Department of Chemical Engineering, Texas Materials Institute, Center for Nano- and Molecular Science and Technology, The University of Texas at Austin, Austin, Texas 78712-1062, USA.
Dalton Trans. 2013 Sep 21;42(35):12675-80. doi: 10.1039/c3dt50875g.

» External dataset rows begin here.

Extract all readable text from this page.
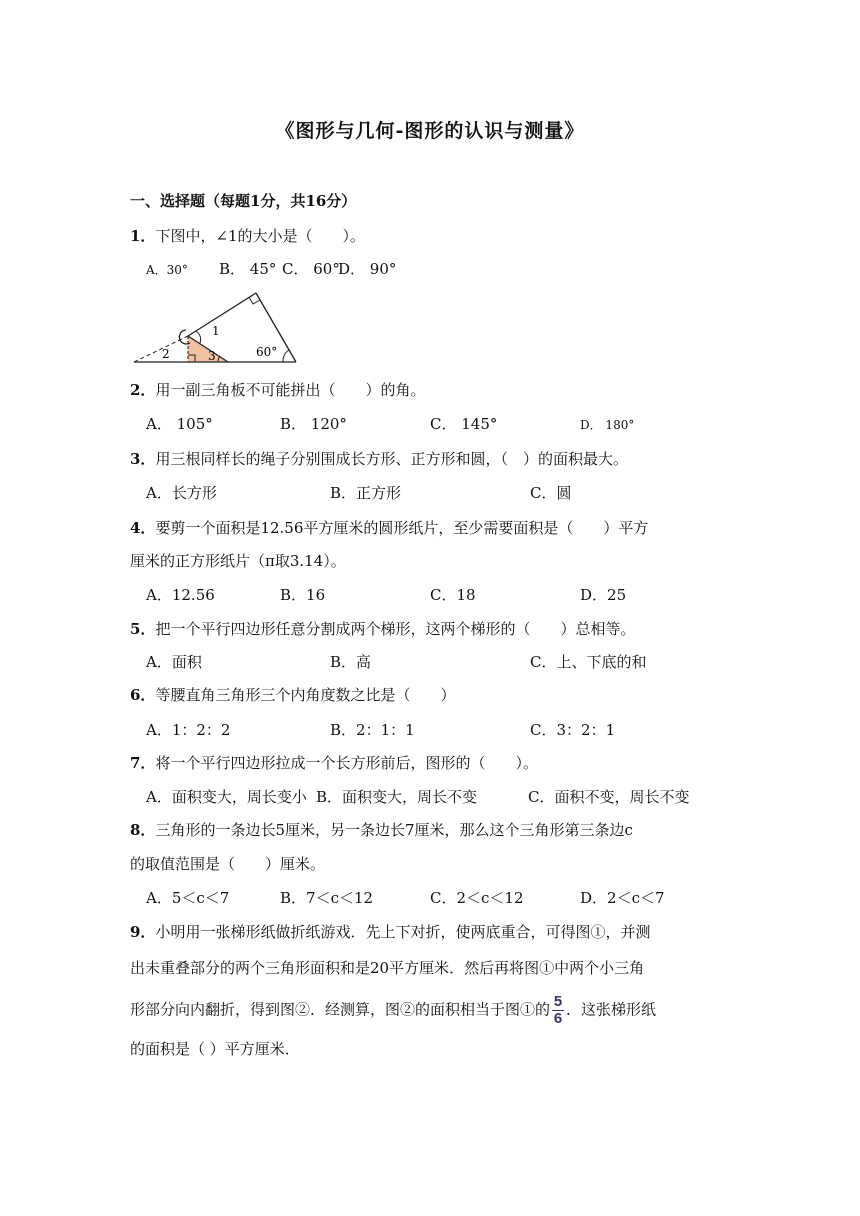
《图形与几何-图形的认识与测量》
一、选择题（每题1分，共16分）
1．下图中，∠1的大小是（　　）。
A．30° B． 45° C． 60°
D． 90°
1
2	3	60°
2．用一副三角板不可能拼出（　　）的角。
A． 105°	B． 120°	C． 145°	D． 180°
3．用三根同样长的绳子分别围成长方形、正方形和圆，（　）的面积最大。
A．长方形	B．正方形	C．圆
4．要剪一个面积是12.56平方厘米的圆形纸片，至少需要面积是（　　）平方
厘米的正方形纸片（π取3.14）。
A．12.56	B．16	C．18	D．25
5．把一个平行四边形任意分割成两个梯形，这两个梯形的（　　）总相等。
A．面积	B．高	C．上、下底的和
6．等腰直角三角形三个内角度数之比是（　　）
A．1：2：2	B．2：1：1	C．3：2：1
7．将一个平行四边形拉成一个长方形前后，图形的（　　）。
A．面积变大，周长变小 B．面积变大，周长不变	C．面积不变，周长不变
8．三角形的一条边长5厘米，另一条边长7厘米，那么这个三角形第三条边c
的取值范围是（　　）厘米。
A．5＜c＜7	B．7＜c＜12	C．2＜c＜12	D．2＜c＜7
9．小明用一张梯形纸做折纸游戏．先上下对折，使两底重合，可得图①，并测
出未重叠部分的两个三角形面积和是20平方厘米．然后再将图①中两个小三角
形部分向内翻折，得到图②．经测算，图②的面积相当于图①的 $\frac{5}{6}$ ．这张梯形纸
的面积是（ ）平方厘米．
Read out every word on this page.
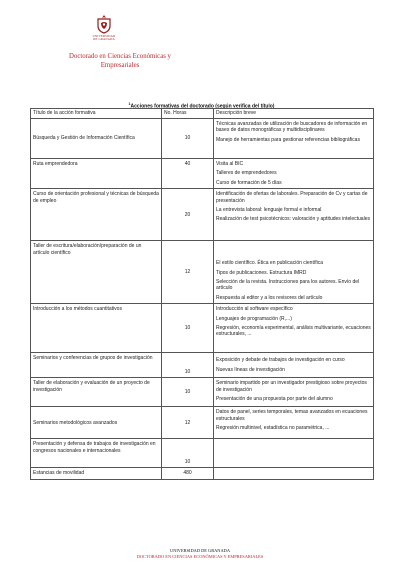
UNIVERSIDAD
DE GRANADA
Doctorado en Ciencias Económicas y
Empresariales
$^1$Acciones formativas del doctorado (según verifica del título)
Título de la acción formativa	No. Horas	Descripción breve
Búsqueda y Gestión de Información Científica	10	Técnicas avanzadas de utilización de buscadores de información en bases de datos monográficas y multidisciplinares

Manejo de herramientas para gestionar referencias bibliográficas

Ruta emprendedora	40	Visita al BIC

Talleres de emprendedores

Curso de formación de 5 días

Curso de orientación profesional y técnicas de búsqueda de empleo	20	Identificación de ofertas de laborales. Preparación de Cv y cartas de presentación

La entrevista laboral: lenguaje formal e informal

Realización de test psicotécnicos: valoración y aptitudes intelectuales

Taller de escritura/elaboración/preparación de un artículo científico	12	El estilo científico. Ética en publicación científica

Tipos de publicaciones. Estructura IMRD

Selección de la revista. Instrucciones para los autores. Envío del artículo

Respuesta al editor y a los revisores del artículo

Introducción a los métodos cuantitativos	10	Introducción al software específico

Lenguajes de programación (R,...)

Regresión, economía experimental, análisis multivariante, ecuaciones estructurales, ...

Seminarios y conferencias de grupos de investigación	10	Exposición y debate de trabajos de investigación en curso

Nuevas líneas de investigación

Taller de elaboración y evaluación de un proyecto de investigación	10	Seminario impartido por un investigador prestigioso sobre proyectos de investigación

Presentación de una propuesta por parte del alumno

Seminarios metodológicos avanzados	12	Datos de panel, series temporales, temas avanzados en ecuaciones estructurales

Regresión multinivel, estadística no paramétrica, ...

Presentación y defensa de trabajos de investigación en congresos nacionales e internacionales	10	
Estancias de movilidad	480	
UNIVERSIDAD DE GRANADA
DOCTORADO EN CIENCIAS ECONÓMICAS Y EMPRESARIALES
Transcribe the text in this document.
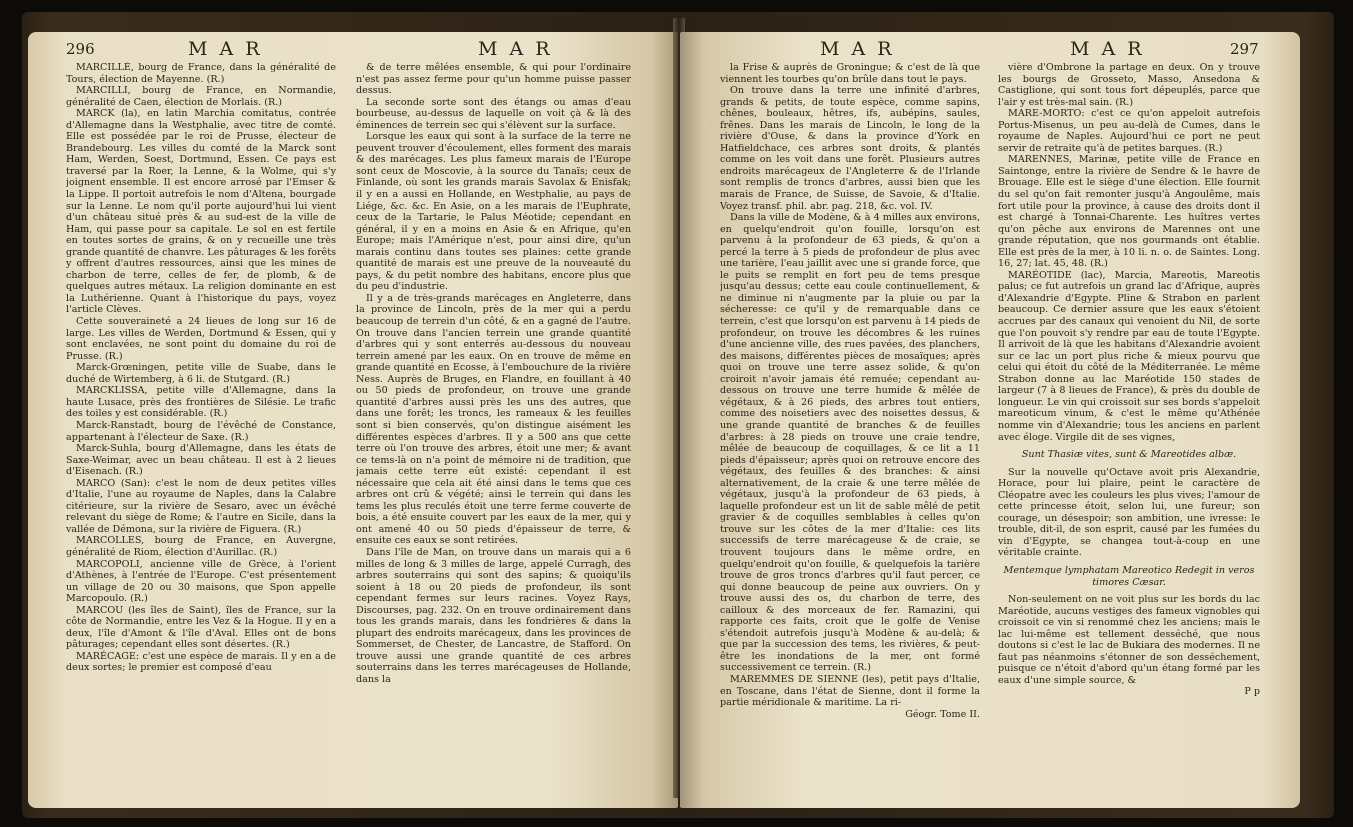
296	M A R	M A R

MARCILLÉ, bourg de France, dans la généralité de Tours, élection de Mayenne. (R.)

MARCILLI, bourg de France, en Normandie, généralité de Caen, élection de Morlais. (R.)

MARCK (la), en latin Marchia comitatus, contrée d'Allemagne dans la Westphalie, avec titre de comté. Elle est possédée par le roi de Prusse, électeur de Brandebourg. Les villes du comté de la Marck sont Ham, Werden, Soest, Dortmund, Essen. Ce pays est traversé par la Roer, la Lenne, & la Wolme, qui s'y joignent ensemble. Il est encore arrosé par l'Emser & la Lippe. Il portoit autrefois le nom d'Altena, bourgade sur la Lenne. Le nom qu'il porte aujourd'hui lui vient d'un château situé près & au sud-est de la ville de Ham, qui passe pour sa capitale. Le sol en est fertile en toutes sortes de grains, & on y recueille une très grande quantité de chanvre. Les pâturages & les forêts y offrent d'autres ressources, ainsi que les mines de charbon de terre, celles de fer, de plomb, & de quelques autres métaux. La religion dominante en est la Luthérienne. Quant à l'historique du pays, voyez l'article Clèves.

Cette souveraineté a 24 lieues de long sur 16 de large. Les villes de Werden, Dortmund & Essen, qui y sont enclavées, ne sont point du domaine du roi de Prusse. (R.)

Marck-Grœningen, petite ville de Suabe, dans le duché de Wirtemberg, à 6 li. de Stutgard. (R.)

MARCKLISSA, petite ville d'Allemagne, dans la haute Lusace, près des frontières de Silésie. Le trafic des toiles y est considérable. (R.)

Marck-Ranstadt, bourg de l'évêché de Constance, appartenant à l'électeur de Saxe. (R.)

Marck-Suhla, bourg d'Allemagne, dans les états de Saxe-Weimar, avec un beau château. Il est à 2 lieues d'Eisenach. (R.)

MARCO (San): c'est le nom de deux petites villes d'Italie, l'une au royaume de Naples, dans la Calabre citérieure, sur la rivière de Sesaro, avec un évêché relevant du siège de Rome; & l'autre en Sicile, dans la vallée de Démona, sur la rivière de Figuera. (R.)

MARCOLLES, bourg de France, en Auvergne, généralité de Riom, élection d'Aurillac. (R.)

MARCOPOLI, ancienne ville de Grèce, à l'orient d'Athènes, à l'entrée de l'Europe. C'est présentement un village de 20 ou 30 maisons, que Spon appelle Marcopoulo. (R.)

MARCOU (les îles de Saint), îles de France, sur la côte de Normandie, entre les Vez & la Hogue. Il y en a deux, l'île d'Amont & l'île d'Aval. Elles ont de bons pâturages; cependant elles sont désertes. (R.)

MARÉCAGE: c'est une espèce de marais. Il y en a de deux sortes; le premier est composé d'eau

& de terre mêlées ensemble, & qui pour l'ordinaire n'est pas assez ferme pour qu'un homme puisse passer dessus.

La seconde sorte sont des étangs ou amas d'eau bourbeuse, au-dessus de laquelle on voit çà & là des éminences de terrein sec qui s'élèvent sur la surface.

Lorsque les eaux qui sont à la surface de la terre ne peuvent trouver d'écoulement, elles forment des marais & des marécages. Les plus fameux marais de l'Europe sont ceux de Moscovie, à la source du Tanaïs; ceux de Finlande, où sont les grands marais Savolax & Enisfak; il y en a aussi en Hollande, en Westphalie, au pays de Liége, &c. &c. En Asie, on a les marais de l'Euphrate, ceux de la Tartarie, le Palus Méotide; cependant en général, il y en a moins en Asie & en Afrique, qu'en Europe; mais l'Amérique n'est, pour ainsi dire, qu'un marais continu dans toutes ses plaines: cette grande quantité de marais est une preuve de la nouveauté du pays, & du petit nombre des habitans, encore plus que du peu d'industrie.

Il y a de très-grands marécages en Angleterre, dans la province de Lincoln, près de la mer qui a perdu beaucoup de terrein d'un côté, & en a gagné de l'autre. On trouve dans l'ancien terrein une grande quantité d'arbres qui y sont enterrés au-dessous du nouveau terrein amené par les eaux. On en trouve de même en grande quantité en Ecosse, à l'embouchure de la rivière Ness. Auprès de Bruges, en Flandre, en fouillant à 40 ou 50 pieds de profondeur, on trouve une grande quantité d'arbres aussi près les uns des autres, que dans une forêt; les troncs, les rameaux & les feuilles sont si bien conservés, qu'on distingue aisément les différentes espèces d'arbres. Il y a 500 ans que cette terre où l'on trouve des arbres, étoit une mer; & avant ce tems-là on n'a point de mémoire ni de tradition, que jamais cette terre eût existé: cependant il est nécessaire que cela ait été ainsi dans le tems que ces arbres ont crû & végété; ainsi le terrein qui dans les tems les plus reculés étoit une terre ferme couverte de bois, a été ensuite couvert par les eaux de la mer, qui y ont amené 40 ou 50 pieds d'épaisseur de terre, & ensuite ces eaux se sont retirées.

Dans l'île de Man, on trouve dans un marais qui a 6 milles de long & 3 milles de large, appelé Curragh, des arbres souterrains qui sont des sapins; & quoiqu'ils soient à 18 ou 20 pieds de profondeur, ils sont cependant fermes sur leurs racines. Voyez Rays, Discourses, pag. 232. On en trouve ordinairement dans tous les grands marais, dans les fondrières & dans la plupart des endroits marécageux, dans les provinces de Sommerset, de Chester, de Lancastre, de Stafford. On trouve aussi une grande quantité de ces arbres souterrains dans les terres marécageuses de Hollande, dans la

M A R	M A R	297

la Frise & auprès de Groningue; & c'est de là que viennent les tourbes qu'on brûle dans tout le pays.

On trouve dans la terre une infinité d'arbres, grands & petits, de toute espèce, comme sapins, chênes, bouleaux, hêtres, ifs, aubépins, saules, frênes. Dans les marais de Lincoln, le long de la rivière d'Ouse, & dans la province d'York en Hatfieldchace, ces arbres sont droits, & plantés comme on les voit dans une forêt. Plusieurs autres endroits marécageux de l'Angleterre & de l'Irlande sont remplis de troncs d'arbres, aussi bien que les marais de France, de Suisse, de Savoie, & d'Italie. Voyez transf. phil. abr. pag. 218, &c. vol. IV.

Dans la ville de Modène, & à 4 milles aux environs, en quelqu'endroit qu'on fouille, lorsqu'on est parvenu à la profondeur de 63 pieds, & qu'on a percé la terre à 5 pieds de profondeur de plus avec une tarière, l'eau jaillit avec une si grande force, que le puits se remplit en fort peu de tems presque jusqu'au dessus; cette eau coule continuellement, & ne diminue ni n'augmente par la pluie ou par la sécheresse: ce qu'il y de remarquable dans ce terrein, c'est que lorsqu'on est parvenu à 14 pieds de profondeur, on trouve les décombres & les ruines d'une ancienne ville, des rues pavées, des planchers, des maisons, différentes pièces de mosaïques; après quoi on trouve une terre assez solide, & qu'on croiroit n'avoir jamais été remuée; cependant au-dessous on trouve une terre humide & mêlée de végétaux, & à 26 pieds, des arbres tout entiers, comme des noisetiers avec des noisettes dessus, & une grande quantité de branches & de feuilles d'arbres: à 28 pieds on trouve une craie tendre, mêlée de beaucoup de coquillages, & ce lit a 11 pieds d'épaisseur; après quoi on retrouve encore des végétaux, des feuilles & des branches: & ainsi alternativement, de la craie & une terre mêlée de végétaux, jusqu'à la profondeur de 63 pieds, à laquelle profondeur est un lit de sable mêlé de petit gravier & de coquilles semblables à celles qu'on trouve sur les côtes de la mer d'Italie: ces lits successifs de terre marécageuse & de craie, se trouvent toujours dans le même ordre, en quelqu'endroit qu'on fouille, & quelquefois la tarière trouve de gros troncs d'arbres qu'il faut percer, ce qui donne beaucoup de peine aux ouvriers. On y trouve aussi des os, du charbon de terre, des cailloux & des morceaux de fer. Ramazini, qui rapporte ces faits, croit que le golfe de Venise s'étendoit autrefois jusqu'à Modène & au-delà; & que par la succession des tems, les rivières, & peut-être les inondations de la mer, ont formé successivement ce terrein. (R.)

MAREMMES DE SIENNE (les), petit pays d'Italie, en Toscane, dans l'état de Sienne, dont il forme la partie méridionale & maritime. La ri-

Géogr. Tome II.

vière d'Ombrone la partage en deux. On y trouve les bourgs de Grosseto, Masso, Ansedona & Castiglione, qui sont tous fort dépeuplés, parce que l'air y est très-mal sain. (R.)

MARE-MORTO: c'est ce qu'on appeloit autrefois Portus-Misenus, un peu au-delà de Cumes, dans le royaume de Naples. Aujourd'hui ce port ne peut servir de retraite qu'à de petites barques. (R.)

MARENNES, Marinæ, petite ville de France en Saintonge, entre la rivière de Sendre & le havre de Brouage. Elle est le siège d'une élection. Elle fournit du sel qu'on fait remonter jusqu'à Angoulême, mais fort utile pour la province, à cause des droits dont il est chargé à Tonnai-Charente. Les huîtres vertes qu'on pêche aux environs de Marennes ont une grande réputation, que nos gourmands ont établie. Elle est près de la mer, à 10 li. n. o. de Saintes. Long. 16, 27; lat. 45, 48. (R.)

MARÉOTIDE (lac), Marcia, Mareotis, Mareotis palus; ce fut autrefois un grand lac d'Afrique, auprès d'Alexandrie d'Egypte. Pline & Strabon en parlent beaucoup. Ce dernier assure que les eaux s'étoient accrues par des canaux qui venoient du Nil, de sorte que l'on pouvoit s'y rendre par eau de toute l'Egypte. Il arrivoit de là que les habitans d'Alexandrie avoient sur ce lac un port plus riche & mieux pourvu que celui qui étoit du côté de la Méditerranée. Le même Strabon donne au lac Maréotide 150 stades de largeur (7 à 8 lieues de France), & près du double de longueur. Le vin qui croissoit sur ses bords s'appeloit mareoticum vinum, & c'est le même qu'Athénée nomme vin d'Alexandrie; tous les anciens en parlent avec éloge. Virgile dit de ses vignes,

Sunt Thasiæ vites, sunt & Mareotides albæ.

Sur la nouvelle qu'Octave avoit pris Alexandrie, Horace, pour lui plaire, peint le caractère de Cléopatre avec les couleurs les plus vives; l'amour de cette princesse étoit, selon lui, une fureur; son courage, un désespoir; son ambition, une ivresse: le trouble, dit-il, de son esprit, causé par les fumées du vin d'Egypte, se changea tout-à-coup en une véritable crainte.

Mentemque lymphatam Mareotico Redegit in veros timores Cæsar.

Non-seulement on ne voit plus sur les bords du lac Maréotide, aucuns vestiges des fameux vignobles qui croissoit ce vin si renommé chez les anciens; mais le lac lui-même est tellement desséché, que nous doutons si c'est le lac de Bukiara des modernes. Il ne faut pas néanmoins s'étonner de son desséchement, puisque ce n'étoit d'abord qu'un étang formé par les eaux d'une simple source, &

P p
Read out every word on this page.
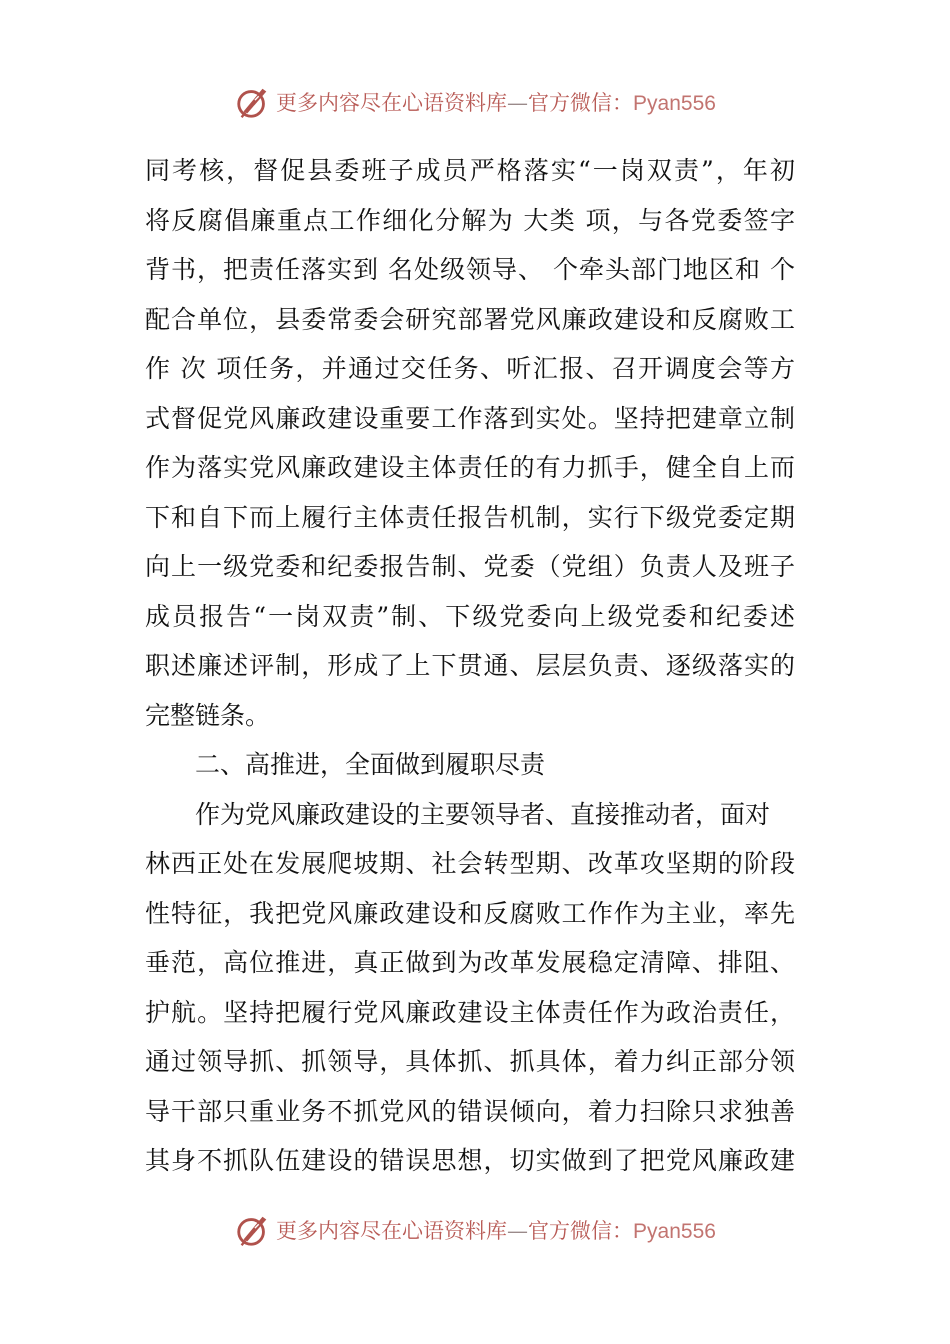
更多内容尽在心语资料库—官方微信：Pyan556
同考核，督促县委班子成员严格落实“一岗双责”，年初
将反腐倡廉重点工作细化分解为 大类 项，与各党委签字
背书，把责任落实到 名处级领导、 个牵头部门地区和 个
配合单位，县委常委会研究部署党风廉政建设和反腐败工
作 次 项任务，并通过交任务、听汇报、召开调度会等方
式督促党风廉政建设重要工作落到实处。坚持把建章立制
作为落实党风廉政建设主体责任的有力抓手，健全自上而
下和自下而上履行主体责任报告机制，实行下级党委定期
向上一级党委和纪委报告制、党委（党组）负责人及班子
成员报告“一岗双责”制、下级党委向上级党委和纪委述
职述廉述评制，形成了上下贯通、层层负责、逐级落实的
完整链条。
二、高推进，全面做到履职尽责
作为党风廉政建设的主要领导者、直接推动者，面对
林西正处在发展爬坡期、社会转型期、改革攻坚期的阶段
性特征，我把党风廉政建设和反腐败工作作为主业，率先
垂范，高位推进，真正做到为改革发展稳定清障、排阻、
护航。坚持把履行党风廉政建设主体责任作为政治责任，
通过领导抓、抓领导，具体抓、抓具体，着力纠正部分领
导干部只重业务不抓党风的错误倾向，着力扫除只求独善
其身不抓队伍建设的错误思想，切实做到了把党风廉政建
更多内容尽在心语资料库—官方微信：Pyan556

A synthetic route to crystalline silicon (Si) nanowires with an amorphous Si shell is reported. Trisilane (Si3H8) and Sn(HMDS)2 are decomposed in supercritical toluene at 450 °C. Sn(HMDS)2 creates Sn nanoparticles that seed Si nanowire growth by the supercritical fluid-liquid-solid (SFLS) mechanism. The Si : Sn ratio in the reaction determines the growth of amorphous Si shell. No amorphous shell forms at relatively low Si : Sn ratios of 20 : 1, whereas higher Si : Sn ratio of 40 : 1 leads to significant amorphous shell. We propose that hydrogen evolved from trisilane decomposition etches away the Sn seed particles as nanowires grow, which promotes the amorphous Si shell deposition when the higher Si : Sn ratios are used.
本文报道了一种具有非晶态硅壳的晶体硅(Si)纳米线的合成途径。三硅烷(Si3H8)和 Sn(HMDS)2 在 450°C 的超临界甲苯中分解。Sn(HMDS)2 生成 Sn 纳米颗粒,通过超临界流体-液体-固体(SFLS)机制为 Si 纳米线生长提供晶种。反应中的 Si:Sn 比决定了非晶态 Si 壳的生长。在相对较低的 Si:Sn 比为 20:1 时,不会形成非晶壳,而较高的 Si:Sn 比为 40:1 会导致显著的非晶壳。我们提出,三硅烷分解产生的氢气在纳米线生长时会刻蚀掉 Sn 晶种颗粒,当使用较高的 Si:Sn 比时,促进了非晶态 Si 壳的沉积。